Britain's John Trenchard sparked a 17th-century pamphlet war that began, in October 1697, with his Argument, Shewing that a Standing Army is inconsistent with a Free Government. It quickly provoked a response from John Somers who, as lord chancellor of England, was "the most prestigious man who defended the king's need for a standing army." Somers' work, A Letter, Ballancing [sic], was promptly followed that December by Trenchard in this emphatic rebuttal, A Letter from the Author of the Argument… to the Author of the Ballancing Letter [sic]. In this core work and other writings Trenchard "equated a standing army in peacetime with absolutism" (Schwoerer, No Standing Armies!, 159, 180-84). Here he counters Somers' claim that yearly oversight would contain a standing army, and disputes his historical knowledge, claiming instead: "From the Praetorian Cohorts down to the our Modern Armies, enough can be gathered to give a very frightful Representation of a STANDING ARMY" (emphasis in original). Trenchard particularly notes that a king's "Title arises upon an equal distribution of power; and he that gets an over-ballance [sic] of Power… takes away the Title from the rest, and leaves them a Possession without a Right."

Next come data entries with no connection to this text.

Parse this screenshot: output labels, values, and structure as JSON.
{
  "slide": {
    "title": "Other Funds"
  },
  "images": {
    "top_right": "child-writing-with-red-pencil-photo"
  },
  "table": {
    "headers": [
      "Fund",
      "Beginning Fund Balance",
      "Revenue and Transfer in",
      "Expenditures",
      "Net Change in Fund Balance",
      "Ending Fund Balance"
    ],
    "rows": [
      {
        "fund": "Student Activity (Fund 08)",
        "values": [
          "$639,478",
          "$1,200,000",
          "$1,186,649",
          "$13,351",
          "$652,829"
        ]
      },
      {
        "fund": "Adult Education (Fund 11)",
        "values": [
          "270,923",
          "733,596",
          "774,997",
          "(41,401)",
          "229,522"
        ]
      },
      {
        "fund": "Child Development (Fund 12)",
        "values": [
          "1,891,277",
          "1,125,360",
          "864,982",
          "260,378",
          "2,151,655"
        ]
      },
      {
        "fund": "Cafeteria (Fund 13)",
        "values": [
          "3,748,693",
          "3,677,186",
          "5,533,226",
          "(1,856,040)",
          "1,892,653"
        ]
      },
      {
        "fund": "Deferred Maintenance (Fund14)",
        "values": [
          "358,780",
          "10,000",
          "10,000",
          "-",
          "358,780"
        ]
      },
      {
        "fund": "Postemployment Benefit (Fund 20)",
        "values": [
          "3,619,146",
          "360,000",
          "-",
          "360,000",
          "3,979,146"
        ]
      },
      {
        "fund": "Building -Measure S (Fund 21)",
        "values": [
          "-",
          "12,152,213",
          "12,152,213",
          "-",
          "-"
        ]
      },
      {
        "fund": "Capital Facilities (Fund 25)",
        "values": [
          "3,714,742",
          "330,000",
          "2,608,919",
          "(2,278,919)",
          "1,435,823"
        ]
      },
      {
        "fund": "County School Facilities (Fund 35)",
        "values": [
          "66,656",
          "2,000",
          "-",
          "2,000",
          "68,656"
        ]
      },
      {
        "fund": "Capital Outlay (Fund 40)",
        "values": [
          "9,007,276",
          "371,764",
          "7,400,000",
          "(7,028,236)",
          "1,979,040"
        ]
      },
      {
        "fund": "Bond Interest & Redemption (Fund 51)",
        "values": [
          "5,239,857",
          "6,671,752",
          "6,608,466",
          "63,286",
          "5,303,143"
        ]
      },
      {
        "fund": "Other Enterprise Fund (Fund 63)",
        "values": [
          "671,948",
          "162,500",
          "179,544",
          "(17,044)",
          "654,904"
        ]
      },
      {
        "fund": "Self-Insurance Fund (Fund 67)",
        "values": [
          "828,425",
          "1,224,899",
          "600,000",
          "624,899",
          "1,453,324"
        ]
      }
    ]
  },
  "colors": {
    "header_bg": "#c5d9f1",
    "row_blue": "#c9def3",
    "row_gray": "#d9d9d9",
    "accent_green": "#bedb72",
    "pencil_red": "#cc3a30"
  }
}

Trenchard was especially influential in America as it edged toward a revolution, and was "quoted in every colonial newspaper from Boston to Savannah." Colonists grew convinced there was no "'worse state of thraldom than a military power in any government, unchecked and uncontrolled by civil power'… capable of destroying all right, law and liberty that stood in their way" (Bailyn, Ideological Origins, 61-2). Trenchard's warnings resonated, as well, with "John Adams, Samuel Adams, John Dickinson, Elbridge Gerry, Jefferson, George Mason and Josiah Quincy, Jr." In a fundamental way he "reiterated the conviction that a standing army in peacetime was inimical to liberty, destructive of a mixed and balanced constitution, dangerous—no matter the restraints imposed on it—susceptible to corruption, and morally indefensible… One of the main considerations prompting Jefferson, Mason, Gerry, Melancton Smith and James Winthrop to argue that a Bill of Rights should be added to the federal Constitution was the conviction that security against a standing army in peacetime should be provided… American colonists then, inherited a tradition which had been developed in 17th-century England. That tradition played a part in the indictment of Great Britain, in the Declaration of Independence, in the coming of the Revolution, and in the creation of a constitution with a Bill of Rights" (Schwoerer, 195-200). Anonymously issued. With "Balancing" on the title page (line 8); page 7 with no press-figure; page 15 with paragraph beginning, "Now Sir, if a Parliament should subject all the Lands…" Copies found with "Ballancing" on the title page (line 8); page 7 with the press-figure of a dagger, on p.7; page 15 with no additional paragraph beginning: 'Now Sir, if a Parliament should subject all the Lands…'"; no priority established. Wing T2113. ESTC R16213. See ESTC R498634. Early numbering in an unidentified hand above title page and text leaves.
Text dark and crisp, tiny gutter-edge pinholes from original stitching. A fine wide-margined copy.